Le formateur a pu adopter « une démarche clinique qui n’appartient pas à une seule discipline; c’est une approche qui vise un changement, se tient dans la singularité, n’a pas peur du risque et de la complexité, et co-produit un sens de ce qui se passe » (Cifali, 2012). Cette attitude d’intervention et de recherche devrait pouvoir se développer tout au long du métier et permettre tant la production de connaissances que leur transmission. Une telle formation implique de considérer l’articulation entre les savoirs constitués et les savoirs d’expérience. Cette expérience mérite d’être poursuivie à une plus grande échelle pour rendre visible le mouvement d’individuation, dans une épistémologie systémique et pour une attention portée à l’écologie humaine. Appréhender la temporalité de la professionnalisation pourrait impliquer une pensée systémique privilégiant toujours la primauté du tout par rapport aux parties.

5.1.2 Quelle place peut-on donner au langage analogique métaphorique en formation?

Pour que la parole émerge, il est question de climat à créer, de respect à construire, de capacité du formateur à nommer ce qui est difficile, à ne pas jouer avec l’impuissance et la peur éprouvées. Ce dispositif ne relève-t-il pas de l’évaluation questionnement qui est davantage en prise avec l’évolution de la personne qui se questionne. Dans les parcours professionnalisants, comment peut-elle s’inscrire à côté de l’évaluation contrôle? Cela renvoie au développement liminaire d’Anne Jorro (2007) où elle questionne la séparation entre analyse des pratiques et évaluation, alors que l’un de ces outils de formation appelle très naturellement l’autre.

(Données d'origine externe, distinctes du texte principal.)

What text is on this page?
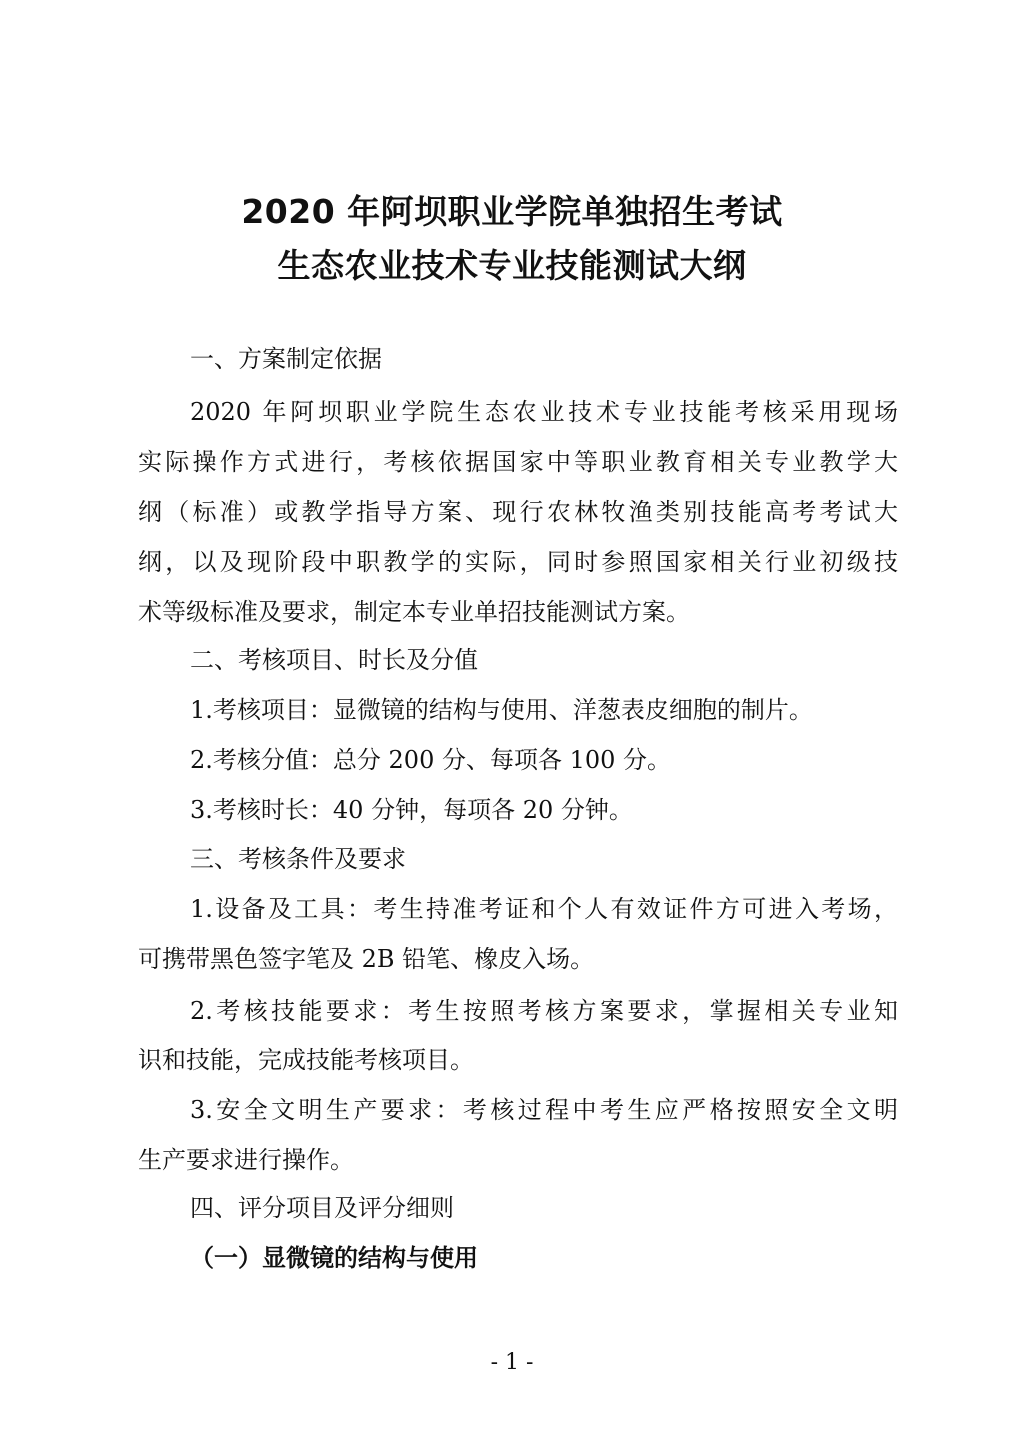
2020 年阿坝职业学院单独招生考试
生态农业技术专业技能测试大纲
一、方案制定依据
2020 年阿坝职业学院生态农业技术专业技能考核采用现场
实际操作方式进行，考核依据国家中等职业教育相关专业教学大
纲（标准）或教学指导方案、现行农林牧渔类别技能高考考试大
纲，以及现阶段中职教学的实际，同时参照国家相关行业初级技
术等级标准及要求，制定本专业单招技能测试方案。
二、考核项目、时长及分值
1.考核项目：显微镜的结构与使用、洋葱表皮细胞的制片。
2.考核分值：总分 200 分、每项各 100 分。
3.考核时长：40 分钟，每项各 20 分钟。
三、考核条件及要求
1.设备及工具：考生持准考证和个人有效证件方可进入考场，
可携带黑色签字笔及 2B 铅笔、橡皮入场。
2.考核技能要求：考生按照考核方案要求，掌握相关专业知
识和技能，完成技能考核项目。
3.安全文明生产要求：考核过程中考生应严格按照安全文明
生产要求进行操作。
四、评分项目及评分细则
（一）显微镜的结构与使用
- 1 -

5.2 Quelques pistes de réflexion pour le contexte universitaire québécois

Dans un contexte québécois de réforme des métiers de l’humain, et au regard de l’absence de recherches étudiant la dimension dialogique pouvant s’établir entre les différentes situations formatives d’un jeune enseignant, Maubant et Roger (2012) s’intéressent aux possibilités de mise en lien et suggèrent de mettre en place « des contextes formatifs qui pourraient accompagner et soutenir les futurs professionnels dans un processus de mise en récit de soi permettant de donner du sens aux différentes situations professionnalisantes rencontrées ». Dans la lignée de ces travaux et au regard de notre communication, il nous paraît intéressant pour donner du sens à ce processus de partir du recueil de données recensant les cours offerts dans les sept baccalauréats d’enseignement et d’ exploiter la catégorie « développement personnel et professionnel » en essayant de trouver des modalités de dialogue entre les différentes rubriques que sont le cheminement personnel de formation ;l’ initiation à la recherche en éducation et le stage et pratique réflexive. L’idée est de repérer l’investissement singulier des personnes dans les situations et le rapport qu’elles entretiennent avec elles, les apprentissages constructeurs de sens qui peuvent s’y déployer ; et d’interroger la posture des formateurs, leurs modalités pédagogiques et de questionner la figure emblématique qui ferait lien. Selon nous, il nous paraît essentiel de faire émerger une figure de « l’accompagnateur du développement personnel professionnel » dont l’identité professionnelle permettrait d’articuler la recherche à la pratique au sein de l’espace clinique de l’analyse de pratiques. Dans cet espace, la situation professionnelle est située comme « espace-temps des transactions, de la coopération et de la production » (Guillaumin & Wittorski, 2014) ; et en amont des stages et tout au long du processus de professionnalisation, pourraient être interrogés le projet professionnel, le projet de formation et le projet de stage de l’étudiant dans une dimension dialogique.

Conclusion

La mise en visibilité de la simultanéité temporelle a fait apparaître un lien entre l’aspect novateur de l’ingénierie pédagogique, pilier d’un dispositif professionnalisant à l’université (Wittorski, 2008) pour un « penser autrement » et la prise en compte de l’interaction en tant que système. Dans ce cas précis, les rythmes s’inscrivent dans ces formes d’expériences intérieures (en soi) et extérieures (en rapport avec autrui) qui constituent un cadre biographique qui se retrouve projeté et qui vient d’être reconnu, consolidé dans un cadre institutionnel qui est l’analyse de pratiques.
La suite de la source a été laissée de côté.